ワンルームの最大の特徴はシンプルな間取り。開放的でもあり、住む人のレイアウトセンスによってフリーな動線が活かせます。ワンルームでもっとも気になるのが採光と風通しです。もしここに課題があれば、そこを改善することによって付加価値がつけられます。

しかし、開放的で動線フリーであるからこそ使いづらい場合もあります。キッチンとリビングが一体なので、なんとなく生活感が出やすいなども不満になる可能性があります。自分が住むならどうだろうか、の視点でリノベーションをする際のポイントを考えてみることも大切です。

プチリノベーションで最大効果を狙う

場所別のリノベーション価格帯は上記で紹介しましたが、プチリノベーションを検討する際は、使いやすくするには何を変更すべきか、という視点で考えてみましょう。その場所が最大効果を生み出すリノベーション場所です。そのうえで、どれくらいのリノベーションが費用対効果に満足できるかを工務店や建築家と相談しましょう。床材を変更する、サッシのグレードを変える、壁を珪藻(けいそう)土など自然のものに変更するなど、一部だけのリノベーションならなおのこと、予算内で居住者が心地よさや住みやすさを感じられるポイントに絞るようにしましょう。

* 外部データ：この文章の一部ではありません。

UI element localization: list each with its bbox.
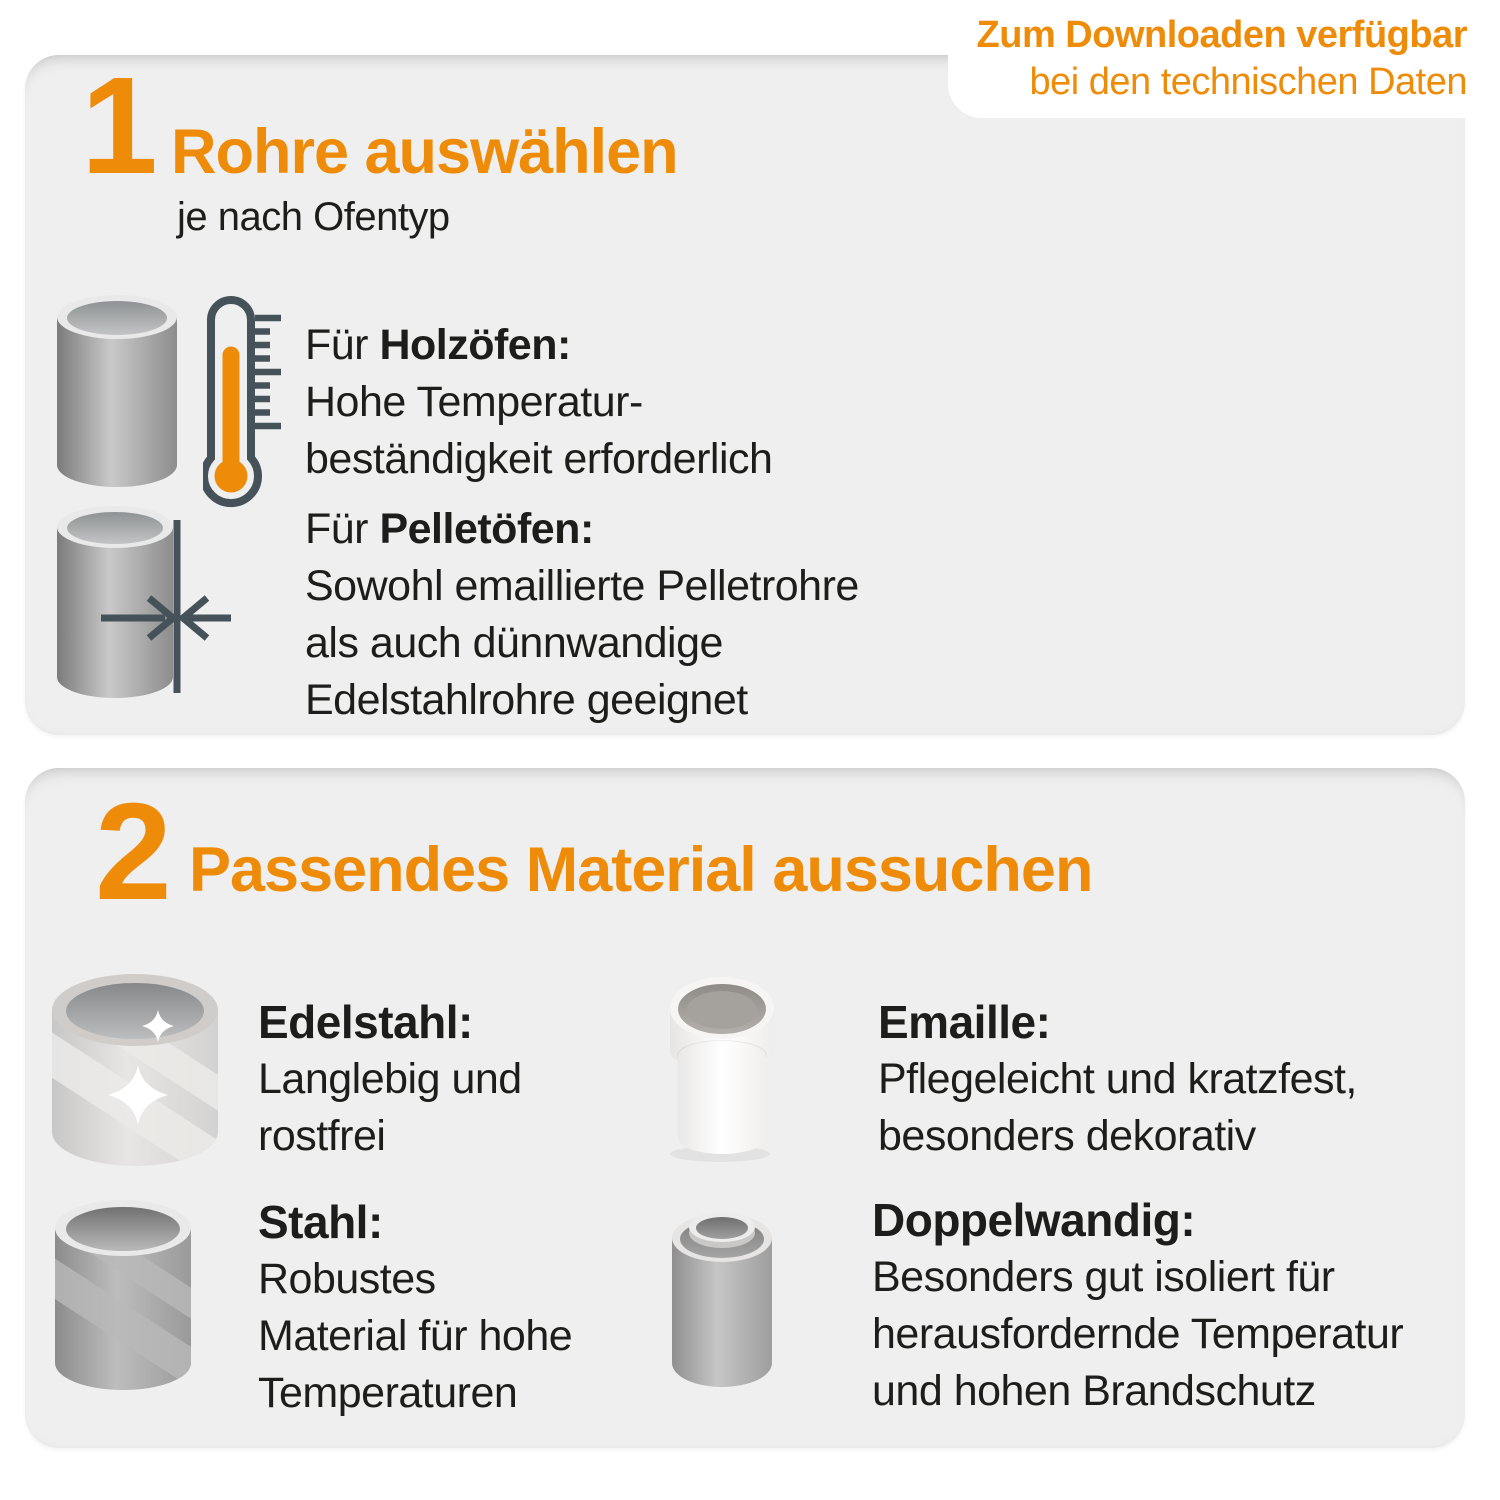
section-1-title: Rohre auswählen: [171, 117, 678, 187]
double-wall-term: Doppelwandig:: [872, 1194, 1196, 1246]
stainless-text: [258, 994, 522, 1165]
steel-line: Robustes: [258, 1255, 436, 1303]
download-badge: [948, 0, 1500, 118]
wood-stove-line: Hohe Temperatur-: [305, 378, 643, 426]
enamel-line: besonders dekorativ: [878, 1112, 1256, 1160]
pellet-stove-line: Sowohl emaillierte Pelletrohre: [305, 562, 859, 610]
steel-line: Temperaturen: [258, 1369, 518, 1417]
steel-pipe-icon: [53, 1198, 193, 1398]
double-wall-text: [872, 1192, 1403, 1420]
wood-stove-text: [305, 317, 772, 488]
pellet-stove-line: Edelstahlrohre geeignet: [305, 676, 748, 724]
thermometer-icon: [203, 295, 303, 515]
section-1-subtitle: je nach Ofentyp: [177, 195, 450, 239]
steel-term: Stahl:: [258, 1196, 383, 1248]
stainless-term: Edelstahl:: [258, 996, 473, 1048]
double-wall-line: und hohen Brandschutz: [872, 1367, 1316, 1415]
wall-thickness-arrows-icon: [55, 505, 235, 715]
stainless-line: rostfrei: [258, 1112, 386, 1160]
pellet-stove-term-line: Für Pelletöfen:: [305, 505, 594, 553]
enamel-text: [878, 994, 1357, 1165]
stainless-steel-pipe-icon: [50, 972, 220, 1173]
section-1-panel: [25, 49, 1465, 735]
download-badge-title: Zum Downloaden verfügbar: [976, 14, 1467, 56]
section-2-number: 2: [95, 775, 170, 929]
double-wall-line: herausfordernde Temperatur: [872, 1310, 1404, 1358]
double-wall-line: Besonders gut isoliert für: [872, 1253, 1335, 1301]
section-1-number: 1: [81, 49, 156, 203]
enamel-term: Emaille:: [878, 996, 1051, 1048]
section-2-title: Passendes Material aussuchen: [189, 835, 1093, 905]
stainless-line: Langlebig und: [258, 1055, 522, 1103]
steel-line: Material für hohe: [258, 1312, 573, 1360]
pellet-stove-line: als auch dünnwandige: [305, 619, 723, 667]
pellet-stove-text: [305, 501, 859, 729]
wood-stove-term-line: Für Holzöfen:: [305, 321, 571, 369]
enamel-line: Pflegeleicht und kratzfest,: [878, 1055, 1357, 1103]
section-2-panel: [25, 768, 1465, 1448]
pipe-icon: [55, 293, 179, 498]
wood-stove-line: beständigkeit erforderlich: [305, 435, 773, 483]
double-wall-pipe-icon: [670, 1198, 775, 1395]
steel-text: [258, 1194, 572, 1422]
enamel-pipe-icon: [668, 972, 776, 1169]
download-badge-subtitle: bei den technischen Daten: [1029, 61, 1467, 103]
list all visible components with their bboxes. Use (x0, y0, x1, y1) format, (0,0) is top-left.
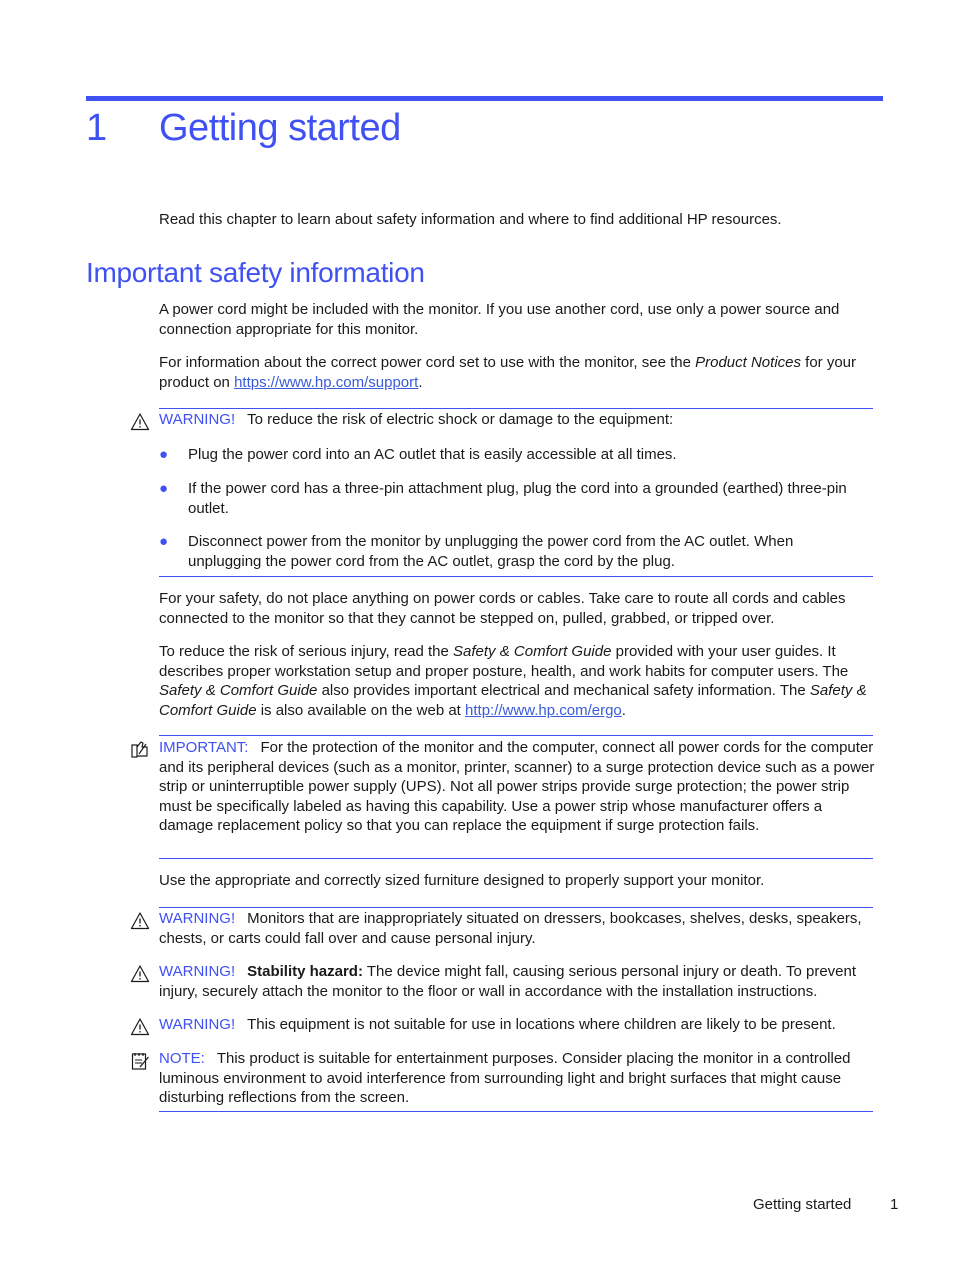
warning-text: Monitors that are inappropriately situated on dressers, bookcases, shelves, desks, speakers, chests, or carts could fall over and cause personal injury. (159, 910, 862, 947)
bullet-marker: ● (159, 446, 169, 463)
furniture-paragraph: Use the appropriate and correctly sized furniture designed to properly support your monitor. (159, 872, 765, 889)
important-surge-protection (159, 738, 875, 836)
note-label: NOTE: (159, 1050, 205, 1067)
intro-paragraph: Read this chapter to learn about safety information and where to find additional HP resources. (159, 211, 782, 228)
footer-chapter-title: Getting started (753, 1196, 852, 1213)
chapter-title: Getting started (159, 107, 401, 149)
guide-title: Safety & Comfort Guide (159, 682, 318, 699)
text: To reduce the risk of serious injury, read the (159, 643, 454, 660)
note-entertainment (159, 1049, 875, 1108)
warning-label: WARNING! (159, 411, 236, 428)
warning-top-rule (159, 408, 873, 409)
list-item: Plug the power cord into an AC outlet that is easily accessible at all times. (188, 446, 677, 463)
product-notices-title: Product Notices (695, 354, 801, 371)
hp-ergo-link[interactable]: http://www.hp.com/ergo (465, 701, 622, 719)
note-text: This product is suitable for entertainment purposes. Consider placing the monitor in a controlled luminous environment to avoid interference from surrounding light and bright surfaces that might cause disturbing reflections from the screen. (159, 1050, 851, 1106)
text: . (621, 701, 626, 719)
warning-furniture (159, 909, 875, 948)
important-label: IMPORTANT: (159, 739, 249, 756)
stability-hazard-label: Stability hazard: (247, 963, 363, 980)
warning-children (159, 1015, 875, 1035)
bullet-marker: ● (159, 480, 169, 497)
warning-label: WARNING! (159, 963, 236, 980)
text: provided with your user guides. It describes proper workstation setup and proper posture, health, and work habits for computer users. The (159, 643, 849, 680)
guide-title: Safety & Comfort Guide (159, 682, 867, 719)
bullet-marker: ● (159, 533, 169, 550)
warning-label: WARNING! (159, 910, 236, 927)
warning-label: WARNING! (159, 1016, 236, 1033)
text: for your product on (159, 354, 857, 391)
important-text: For the protection of the monitor and the computer, connect all power cords for the computer and its peripheral devices (such as a monitor, printer, scanner) to a surge protection device such as a power strip or uninterruptible power supply (UPS). Not all power strips provide surge protection; the power strip must be specifically labeled as having this capability. Use a power strip whose manufacturer offers a damage replacement policy so that you can replace the equipment if surge protection fails. (159, 739, 875, 834)
note-bottom-rule (159, 1111, 873, 1112)
safety-guide-paragraph (159, 642, 875, 720)
text: . (418, 373, 423, 391)
chapter-rule (86, 96, 883, 101)
hp-support-link[interactable]: https://www.hp.com/support (234, 373, 419, 391)
text: is also available on the web at (256, 701, 466, 719)
text: also provides important electrical and mechanical safety information. The (317, 682, 810, 699)
guide-title: Safety & Comfort Guide (453, 643, 612, 660)
warning-triangle-icon (130, 911, 150, 931)
warning-stability (159, 962, 875, 1001)
list-item: Disconnect power from the monitor by unplugging the power cord from the AC outlet. When unplugging the power cord from the AC outlet, grasp the cord by the plug. (188, 533, 794, 570)
warning-triangle-icon (130, 1017, 150, 1037)
important-top-rule (159, 735, 873, 736)
warning-text: To reduce the risk of electric shock or damage to the equipment: (247, 411, 674, 428)
section-title: Important safety information (86, 257, 425, 288)
text: For information about the correct power cord set to use with the monitor, see the (159, 354, 696, 371)
list-item: If the power cord has a three-pin attachment plug, plug the cord into a grounded (earthed) three-pin outlet. (188, 480, 847, 517)
warning-electric-shock (159, 410, 875, 430)
warning-text: The device might fall, causing serious personal injury or death. To prevent injury, securely attach the monitor to the floor or wall in accordance with the installation instructions. (159, 963, 857, 1000)
warning-triangle-icon (130, 412, 150, 432)
chapter-number: 1 (86, 107, 108, 149)
power-cord-paragraph: A power cord might be included with the monitor. If you use another cord, use only a power source and connection appropriate for this monitor. (159, 301, 840, 338)
warning-text: This equipment is not suitable for use in locations where children are likely to be present. (247, 1016, 836, 1033)
cords-safety-paragraph: For your safety, do not place anything on power cords or cables. Take care to route all cords and cables connected to the monitor so that they cannot be stepped on, pulled, grabbed, or tripped over. (159, 590, 846, 627)
warning-triangle-icon (130, 964, 150, 984)
note-pad-icon (130, 1051, 150, 1071)
important-bottom-rule (159, 858, 873, 859)
warning-bottom-rule (159, 576, 873, 577)
important-hand-icon (130, 739, 150, 759)
footer-page-number: 1 (890, 1196, 899, 1213)
power-cord-info-paragraph (159, 353, 875, 392)
warning-top-rule (159, 907, 873, 908)
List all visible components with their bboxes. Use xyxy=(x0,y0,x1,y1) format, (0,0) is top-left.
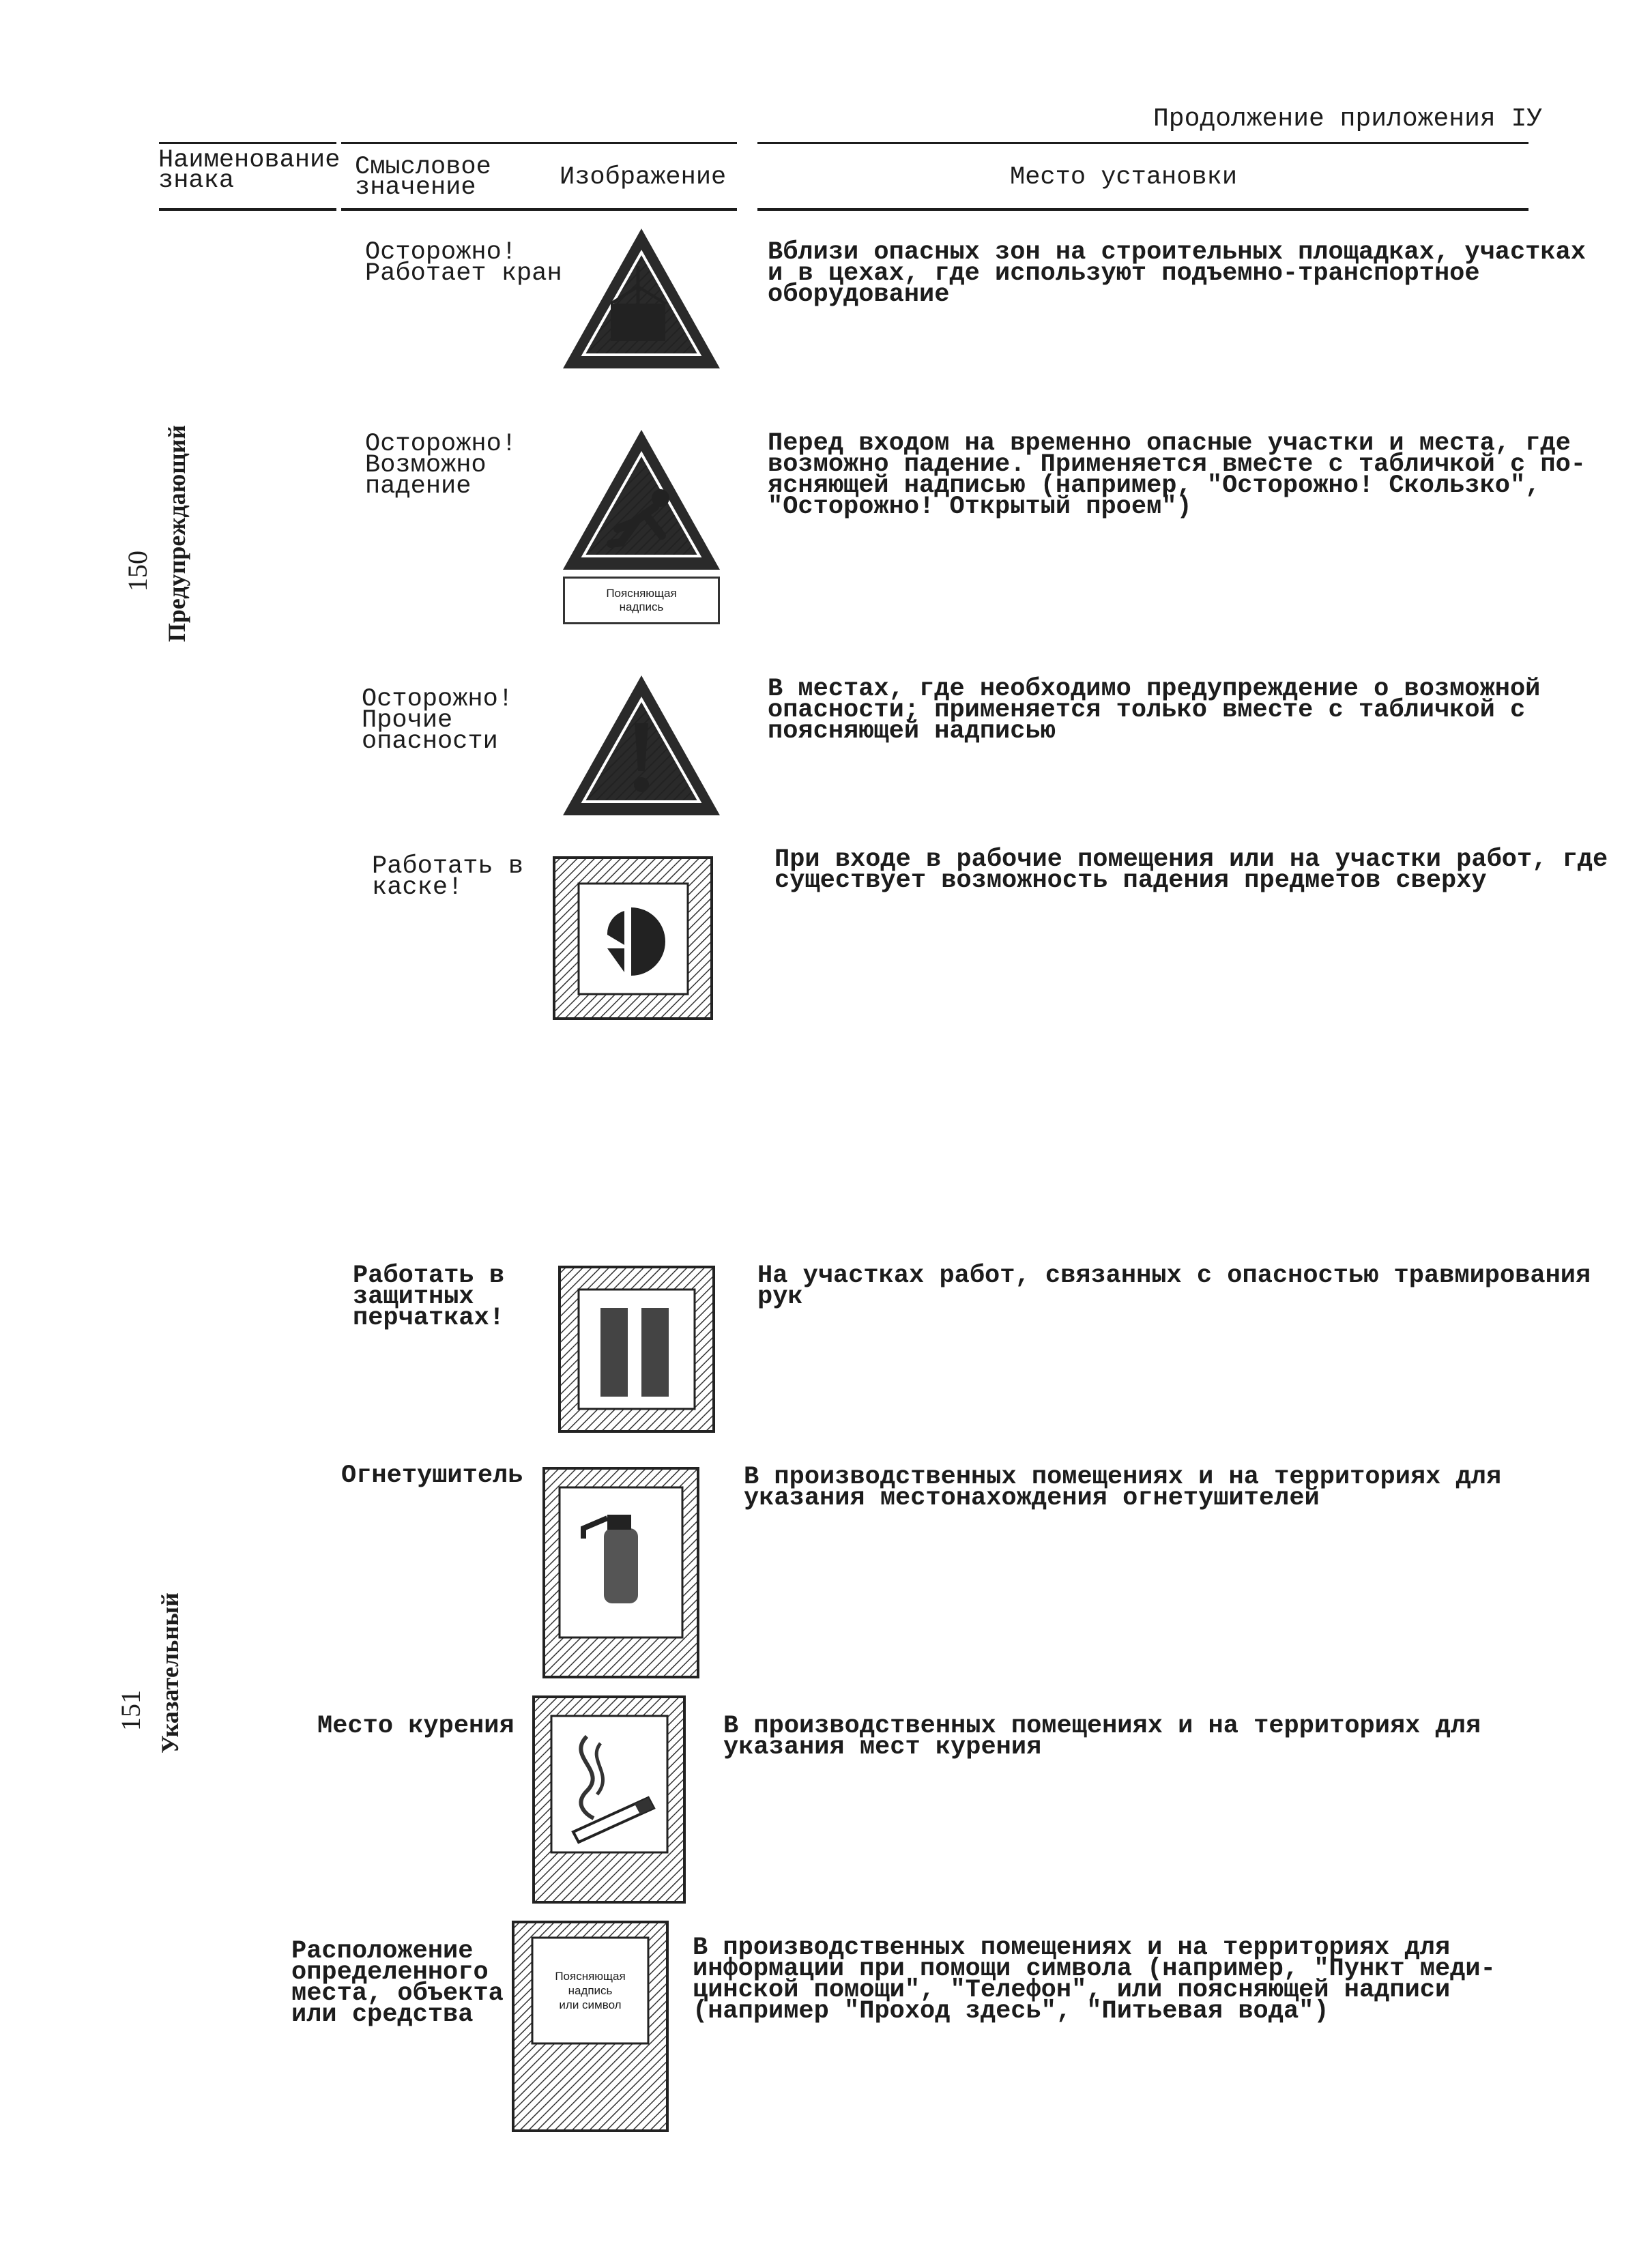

掛けられる費用を算出し、最大限の効果を狙うことが大切

マンションのオーナーはリノベーションを考えるとき、相場を知りたいと思います。でも相場はあってないようなものです。どこをどのようにリノベーションするかによっても価格は異なりますし、立地や現状によっても異なります。まずは複数の工務店に見積もりを出してもらい、相談しやすい工務店を選ぶと同時に、用意できる費用をきちんと決めておくことが大切です。たとえば、面積が小さくても水回りのリノベーションは費用がかさみます。でも水回りが新しく使いやすい物件は清潔感と住みやすさのアピールには効果があります。費用と効果を考えながら、リノベーションの目的を明確にしておくことが満足度につながります。